Mora sighed, confronted with an impossible situation, respectively the problem of contacting a lost soul. Her eyes, haunted by fear and doubt, suddenly came to life, as though she had received some kind of message. With pain aching throughout her body, more than enough to make the average person sick, Mora cried into the night, so much of her agony, practically all of it, coming from somewhere within her mind. She leaned forward, unresponsive to everything around her, not to exclude the vast number of hateful expressions on Larry’s face.

“I see someone, very likely your brother,” she announced.

“What does he look like?”

“Opposite to everything else I’ve seen, this man appears to be six feet tall, thirty to forty years of age, with a scar on his knee,” she claimed.

“Is it his left knee?”

“Uh, most likely, I would say that it is,” she said, nervousness in her voice.

“Which is it, yes or no?”

“The spirits, well, you understand, they don’t always give a clear picture of what’s going on. More often than you’d think, sometimes just at the drop of a hat, they can become quite fickle. It might help, of course only if you’re willing, to give me another detail about your brother, hopefully something that I don’t know about him,” she suggested.

“He has, or had, some brown hair, a dimple on his cheek, a beard, and, assuming that my memory is working correctly, which it often isn’t, a tattoo on his leg. Is that enough to answer your questions? You know, the more I think about it, it seems that you might not be on the level with me,” he muttered, frustration in his voice.

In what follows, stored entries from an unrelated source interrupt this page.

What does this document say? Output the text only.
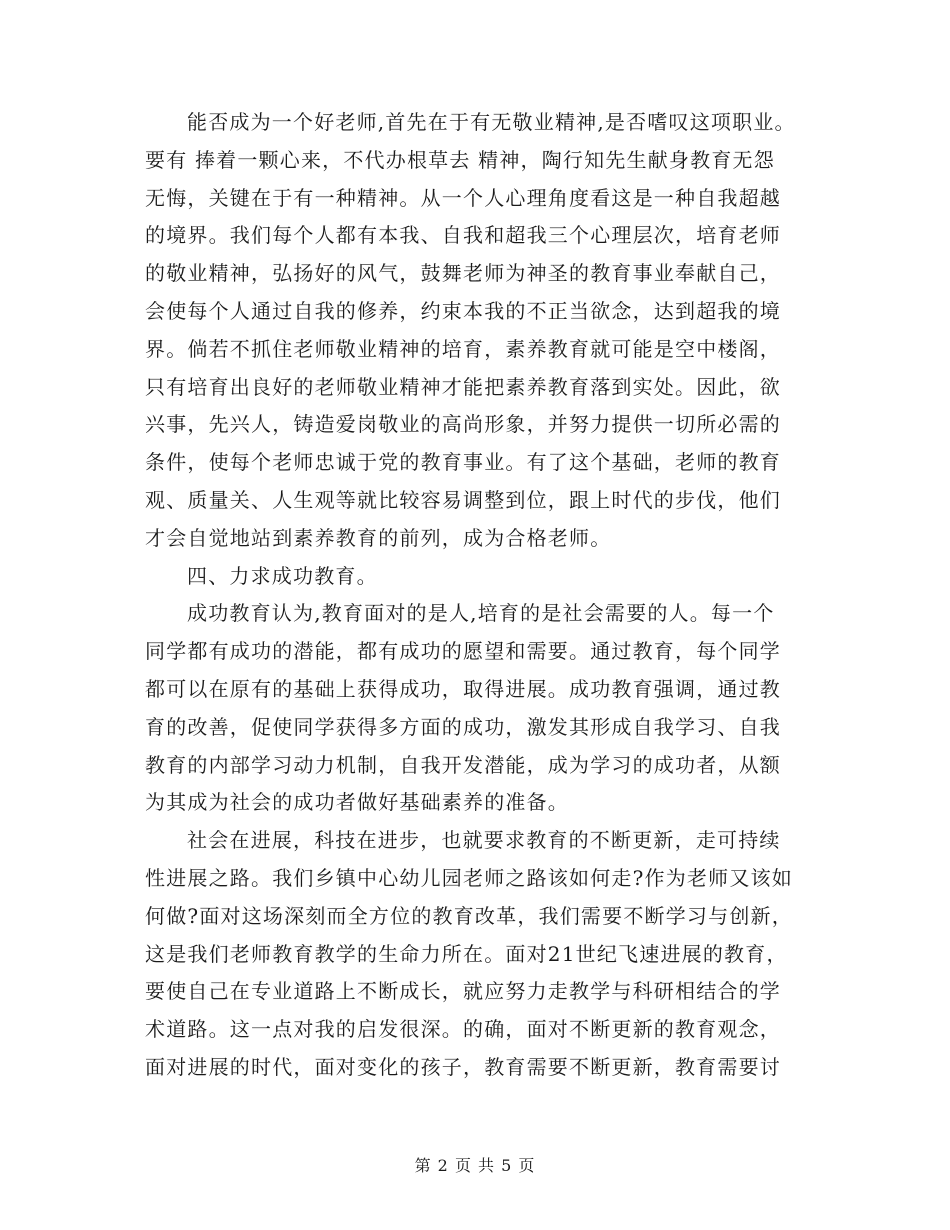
能否成为一个好老师,首先在于有无敬业精神,是否嗜叹这项职业。
要有 捧着一颗心来，不代办根草去 精神，陶行知先生献身教育无怨
无悔，关键在于有一种精神。从一个人心理角度看这是一种自我超越
的境界。我们每个人都有本我、自我和超我三个心理层次，培育老师
的敬业精神，弘扬好的风气，鼓舞老师为神圣的教育事业奉献自己，
会使每个人通过自我的修养，约束本我的不正当欲念，达到超我的境
界。倘若不抓住老师敬业精神的培育，素养教育就可能是空中楼阁，
只有培育出良好的老师敬业精神才能把素养教育落到实处。因此，欲
兴事，先兴人，铸造爱岗敬业的高尚形象，并努力提供一切所必需的
条件，使每个老师忠诚于党的教育事业。有了这个基础，老师的教育
观、质量关、人生观等就比较容易调整到位，跟上时代的步伐，他们
才会自觉地站到素养教育的前列，成为合格老师。
四、力求成功教育。
成功教育认为,教育面对的是人,培育的是社会需要的人。每一个
同学都有成功的潜能，都有成功的愿望和需要。通过教育，每个同学
都可以在原有的基础上获得成功，取得进展。成功教育强调，通过教
育的改善，促使同学获得多方面的成功，激发其形成自我学习、自我
教育的内部学习动力机制，自我开发潜能，成为学习的成功者，从额
为其成为社会的成功者做好基础素养的准备。
社会在进展，科技在进步，也就要求教育的不断更新，走可持续
性进展之路。我们乡镇中心幼儿园老师之路该如何走?作为老师又该如
何做?面对这场深刻而全方位的教育改革，我们需要不断学习与创新，
这是我们老师教育教学的生命力所在。面对21世纪飞速进展的教育，
要使自己在专业道路上不断成长，就应努力走教学与科研相结合的学
术道路。这一点对我的启发很深。的确，面对不断更新的教育观念，
面对进展的时代，面对变化的孩子，教育需要不断更新，教育需要讨
第 2 页 共 5 页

“Your brother, the poor thing, he seems to be suffering. I think he’s trying to speak, to communicate, but the words, they’re just not coming,” she stated.

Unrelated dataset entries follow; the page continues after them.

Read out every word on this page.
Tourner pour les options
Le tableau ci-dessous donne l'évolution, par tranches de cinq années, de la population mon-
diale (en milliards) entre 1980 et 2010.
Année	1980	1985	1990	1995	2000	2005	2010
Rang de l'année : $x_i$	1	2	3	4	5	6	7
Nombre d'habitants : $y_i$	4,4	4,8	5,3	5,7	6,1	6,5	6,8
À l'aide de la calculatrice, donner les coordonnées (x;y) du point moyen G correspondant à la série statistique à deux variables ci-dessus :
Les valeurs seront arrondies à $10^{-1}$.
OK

“Listen here: you have ten seconds, ten seconds to prove to me that you’re legitimate, because otherwise, I’ll do worse than fire you. I hope I’ve made myself very clear,” he huffed.

Larry slammed his fist on the table, in what became a blatant, if not rather violent, display of his anger. Mora, clearly under a great amount of pressure, desperately searched for a way to please her customer, even if doing so meant sacrificing her integrity, everything she was as a person, in order to satisfy his needs. Larry watched her very closely, both of his eyes, not just one, fixated on her epic attempt to reveal the impossible.

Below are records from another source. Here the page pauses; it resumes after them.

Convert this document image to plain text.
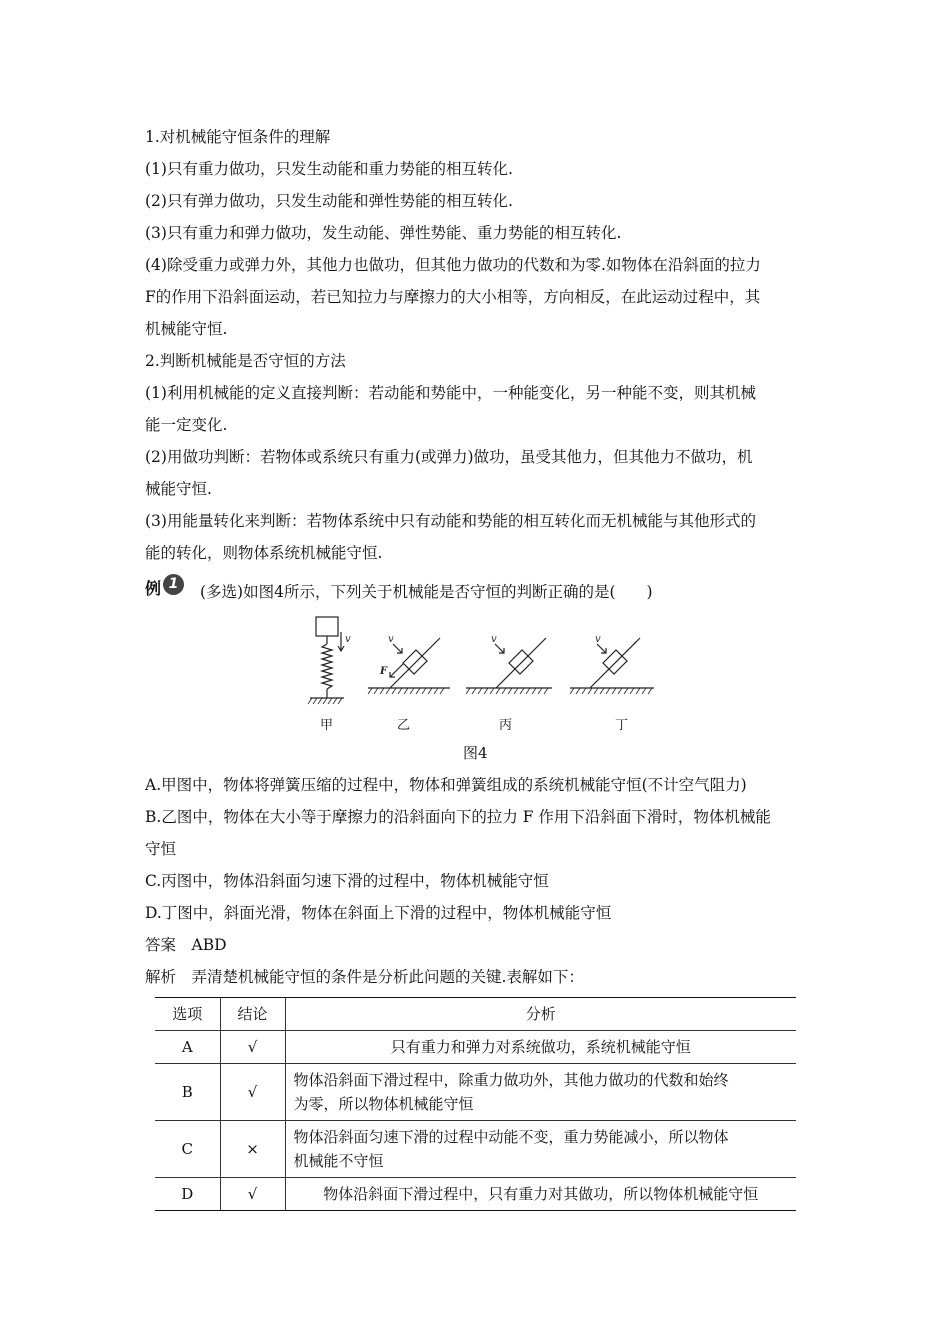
1.对机械能守恒条件的理解
(1)只有重力做功，只发生动能和重力势能的相互转化.
(2)只有弹力做功，只发生动能和弹性势能的相互转化.
(3)只有重力和弹力做功，发生动能、弹性势能、重力势能的相互转化.
(4)除受重力或弹力外，其他力也做功，但其他力做功的代数和为零.如物体在沿斜面的拉力
F的作用下沿斜面运动，若已知拉力与摩擦力的大小相等，方向相反，在此运动过程中，其
机械能守恒.
2.判断机械能是否守恒的方法
(1)利用机械能的定义直接判断：若动能和势能中，一种能变化，另一种能不变，则其机械
能一定变化.
(2)用做功判断：若物体或系统只有重力(或弹力)做功，虽受其他力，但其他力不做功，机
械能守恒.
(3)用能量转化来判断：若物体系统中只有动能和势能的相互转化而无机械能与其他形式的
能的转化，则物体系统机械能守恒.
例 1	(多选)如图4所示，下列关于机械能是否守恒的判断正确的是(　　)
v	v
F
v	v
甲	乙	丙	丁
图4
A.甲图中，物体将弹簧压缩的过程中，物体和弹簧组成的系统机械能守恒(不计空气阻力)
B.乙图中，物体在大小等于摩擦力的沿斜面向下的拉力 F 作用下沿斜面下滑时，物体机械能
守恒
C.丙图中，物体沿斜面匀速下滑的过程中，物体机械能守恒
D.丁图中，斜面光滑，物体在斜面上下滑的过程中，物体机械能守恒
答案　ABD
解析　弄清楚机械能守恒的条件是分析此问题的关键.表解如下：
选项	结论	分析
A	√	只有重力和弹力对系统做功，系统机械能守恒
B	√	物体沿斜面下滑过程中，除重力做功外，其他力做功的代数和始终
为零，所以物体机械能守恒

C	×	物体沿斜面匀速下滑的过程中动能不变，重力势能减小，所以物体
机械能不守恒

D	√	物体沿斜面下滑过程中，只有重力对其做功，所以物体机械能守恒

“Details, I need details,” she begged.

“Does he have blue eyes?”

“Not to sound too confident, I’m pretty sure that he does,” she answered, reluctance in her voice.

For reasons only known to him, Larry suddenly rose from the table, not so much angry as he was completely insane. The hatred appeared to be just intense enough, that nothing could seemingly prevent an outburst from occurring. He removed a gun from his pocket, hysterical to the highest degree imaginable, with all of his hatred directed towards something that he didn’t quite understand. Mora gasped, not just in fear for her safety, her very livelihood, but also in fear for everything she had accomplished.

“What are you doing?”

“My brother, the one you claim to know so well, come to find out, has brown eyes. You can’t go on tricking people; I won’t allow it,” he huffed. 

“You made me lie to you. I had it all figured out, the process and everything, so don’t bother to lecture me on ethics. How do you think these things get done? I need more time, just enough to complete the process,” she cried.

“I got a better idea: we’ll see him together, one beside the other,” he said, firing a bullet, the first of two.